Hot Off the Presses: A New Excepted Benefit…HRA Option for Small Employers

A new federal law gives us a new form of excepted benefit. Prior to the ACA, it was common for small employers that didn’t offer a group medical plan to reimburse employees for some or all of the premiums they paid for individual medical insurance policies. IRS regulations issued under the ACA effectively barred that practice after mid-2015. The 21st Century Cures Act (the Act) permits small employers not subject to the ACA’s employer mandate, and not offering a group medical plan, to reimburse employees on a tax-free basis for medical care expenses, including insurance premiums, incurred by the employee. The new law applies for 2017 and later years.
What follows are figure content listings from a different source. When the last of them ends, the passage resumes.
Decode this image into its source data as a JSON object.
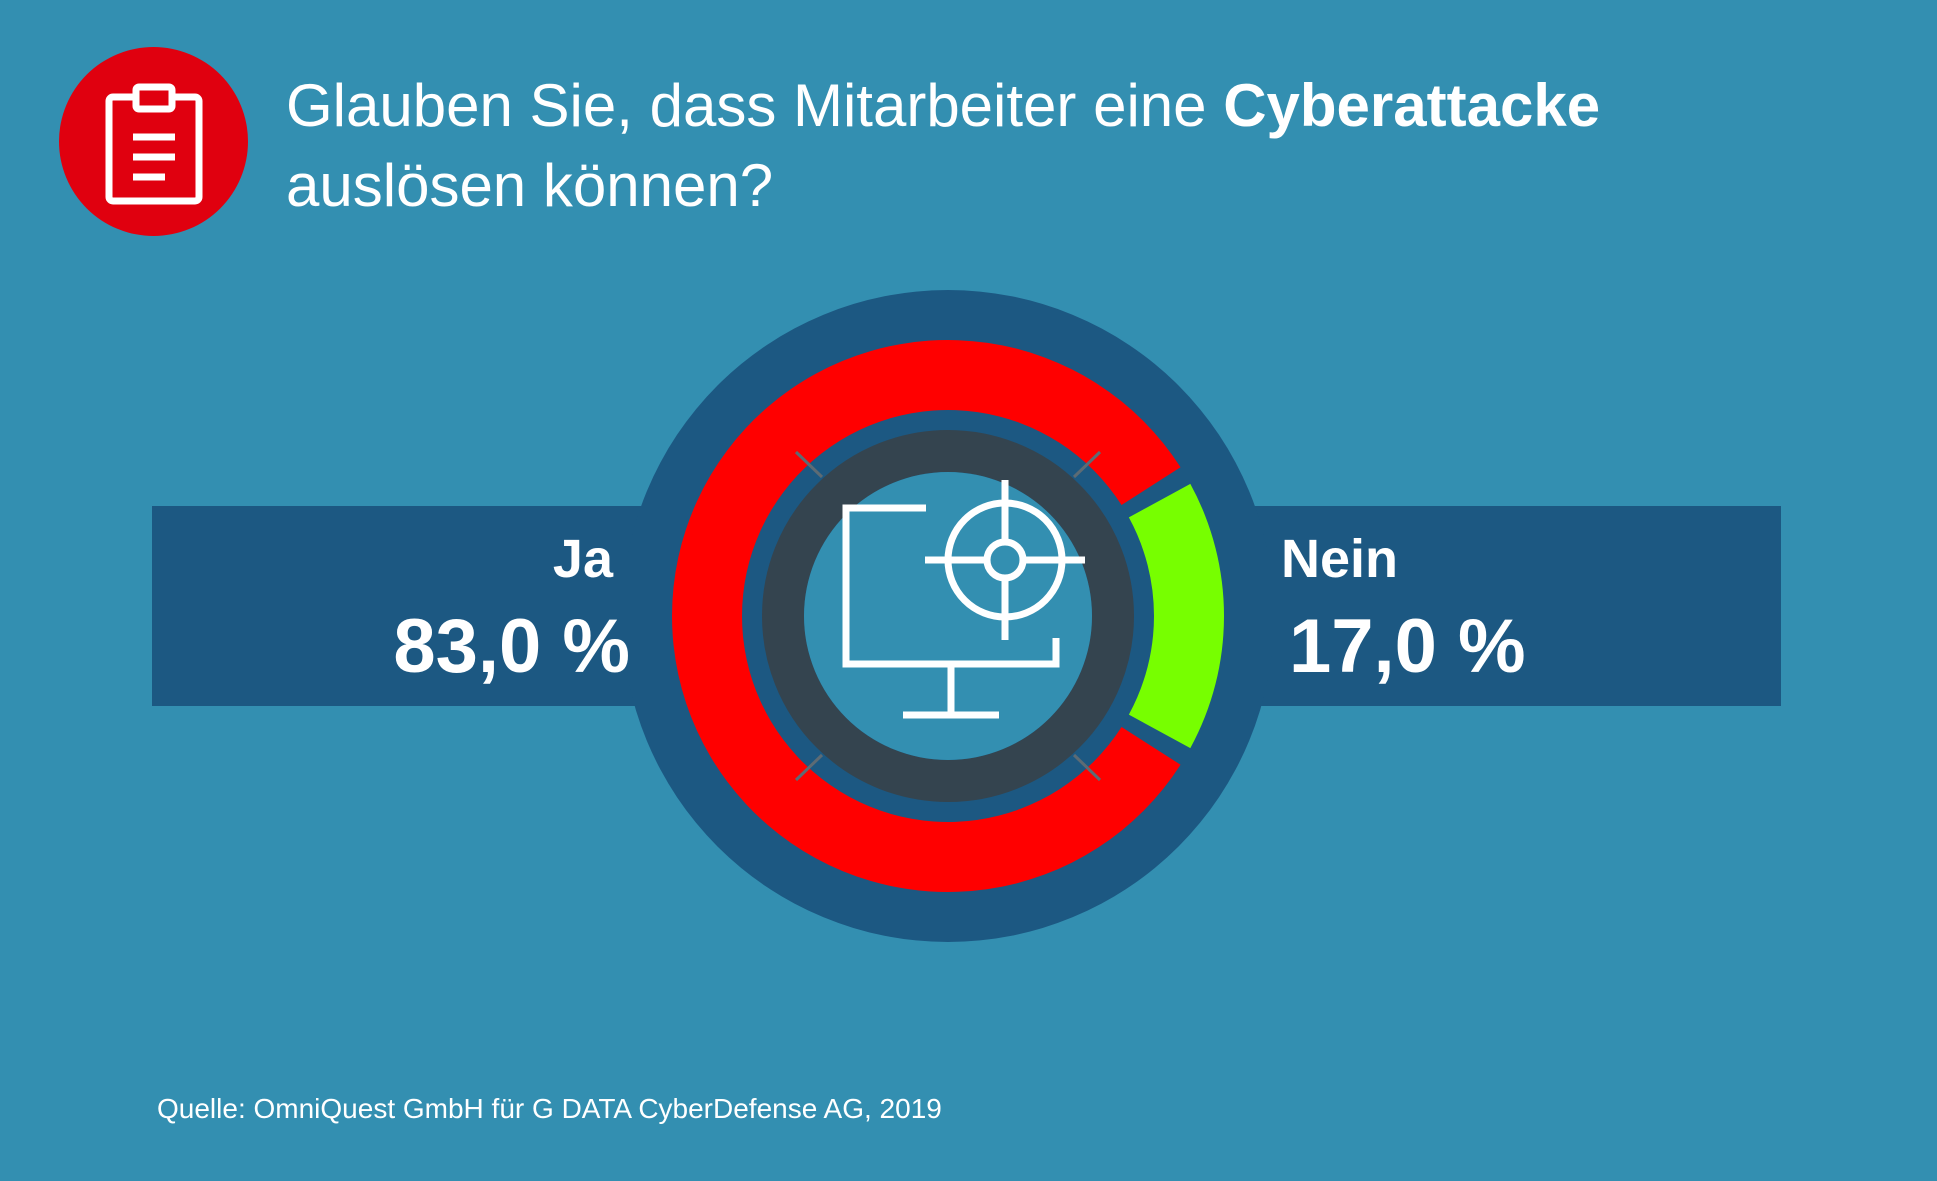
{
  "title": {
    "part1": "Glauben Sie, dass Mitarbeiter eine ",
    "emphasis": "Cyberattacke",
    "part2": "auslösen können?"
  },
  "icons": {
    "badge": "clipboard-icon",
    "center": "monitor-target-icon"
  },
  "colors": {
    "background": "#338fb1",
    "band": "#1c5882",
    "badge": "#e0000f",
    "ja": "#ff0000",
    "nein": "#77ff00",
    "inner_ring": "#34444f"
  },
  "chart_data": {
    "type": "pie",
    "categories": [
      "Ja",
      "Nein"
    ],
    "values": [
      83.0,
      17.0
    ],
    "value_labels": [
      "83,0 %",
      "17,0 %"
    ],
    "colors": [
      "#ff0000",
      "#77ff00"
    ]
  },
  "source": "Quelle: OmniQuest GmbH für G DATA CyberDefense AG, 2019"
}
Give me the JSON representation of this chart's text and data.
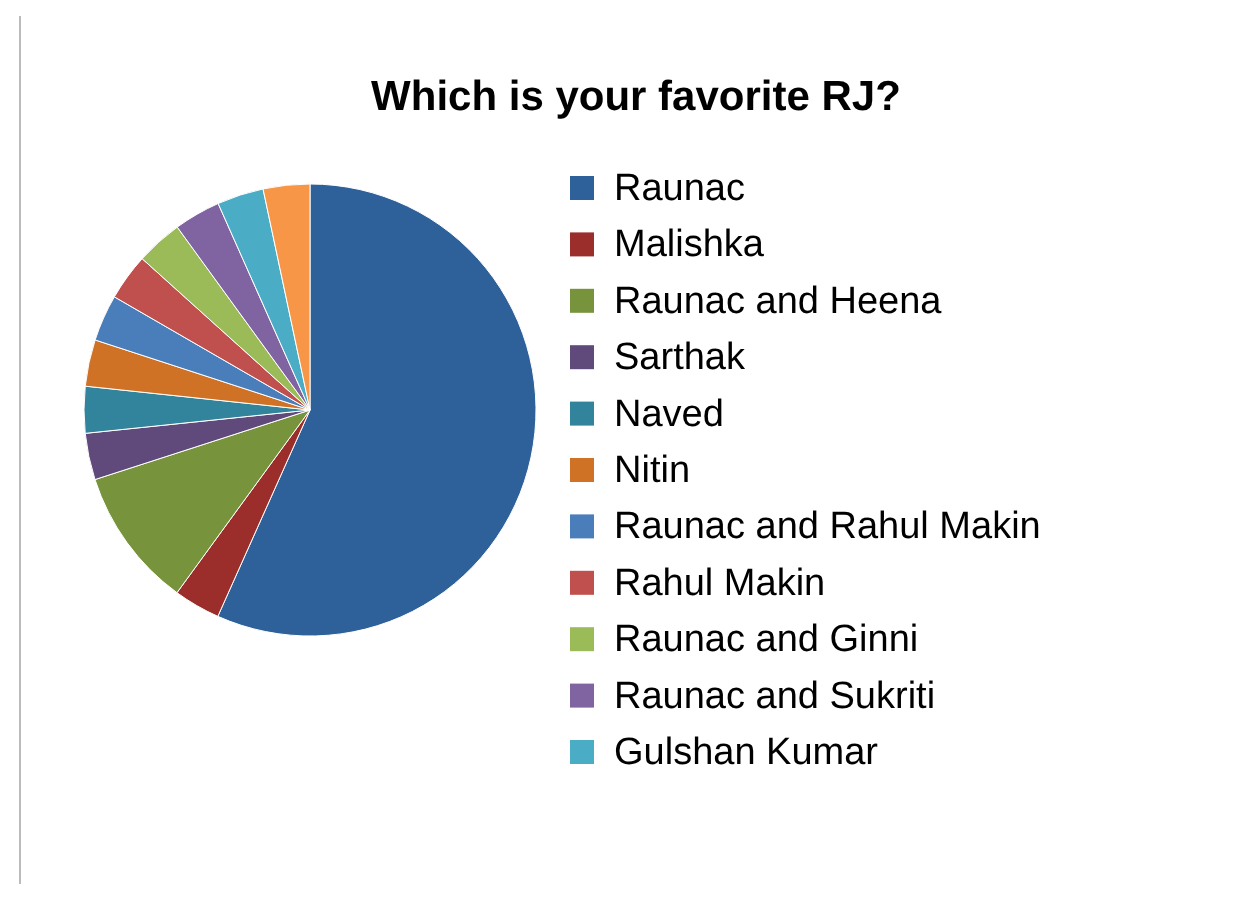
{
  "chart_data": {
    "type": "pie",
    "title": "Which is your favorite RJ?",
    "categories": [
      "Raunac",
      "Malishka",
      "Raunac and Heena",
      "Sarthak",
      "Naved",
      "Nitin",
      "Raunac and Rahul Makin",
      "Rahul Makin",
      "Raunac and Ginni",
      "Raunac and Sukriti",
      "Gulshan Kumar",
      null
    ],
    "values": [
      56.67,
      3.33,
      10,
      3.33,
      3.33,
      3.33,
      3.33,
      3.33,
      3.33,
      3.33,
      3.33,
      3.33
    ],
    "colors": [
      "#2e6099",
      "#9b2d2a",
      "#77933c",
      "#604a7b",
      "#31849b",
      "#d07226",
      "#4a7ebb",
      "#c0504d",
      "#9bbb59",
      "#8064a2",
      "#4bacc6",
      "#f79646"
    ],
    "legend": "right"
  }
}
The Act coins the term “qualified small employer health reimbursement arrangements” (we’ll call them QHRAs) to describe the reimbursement programs authorized by the Act. QHRAs, the employers that sponsor them and employees who participate in them must meet several requirements:

  • QHRAs must provide benefits on substantially the same terms to all “eligible employees” as further defined in the Act;
  • QHRAs must be funded solely by the employer;
  • To be eligible for reimbursements, the employee must be enrolled in minimum essential coverage (MEC);
  • The maximum reimbursement is $4,950 per year if only the employee is covered by the QHRA, but $10,000 per year if the QHRA also covers the employee’s family members; and
  • Sponsors of QHRAs must provide to eligible employees a notice about the arrangement at least 90 days before the beginning of the year (for small employers looking to install a QHRA for early 2017, the notice needs to be given within 90 days of the Act’s enactment).

This is welcome relief for small employers not otherwise subject to penalty for failure to offer coverage. This new law allows small employers the opportunity to reinstate or continue the practice of subsiding health costs for their employees rather than sponsoring group health plans which come with significant reporting and disclosure requirements.

The Bottom Line

The ACA has created an environment where employers are seeking alternatives to traditional healthcare. Supplementing benefits can be an effective way to accomplish this goal. However, it is critical to assure that any benefits supplementing traditional healthcare will qualify as an excepted benefit. Failure to do so can result in significant fines and penalties. In particular, a plan subject to the ACA that is non-compliant can subject the employer to a penalty of up to $100 per day, per occurrence.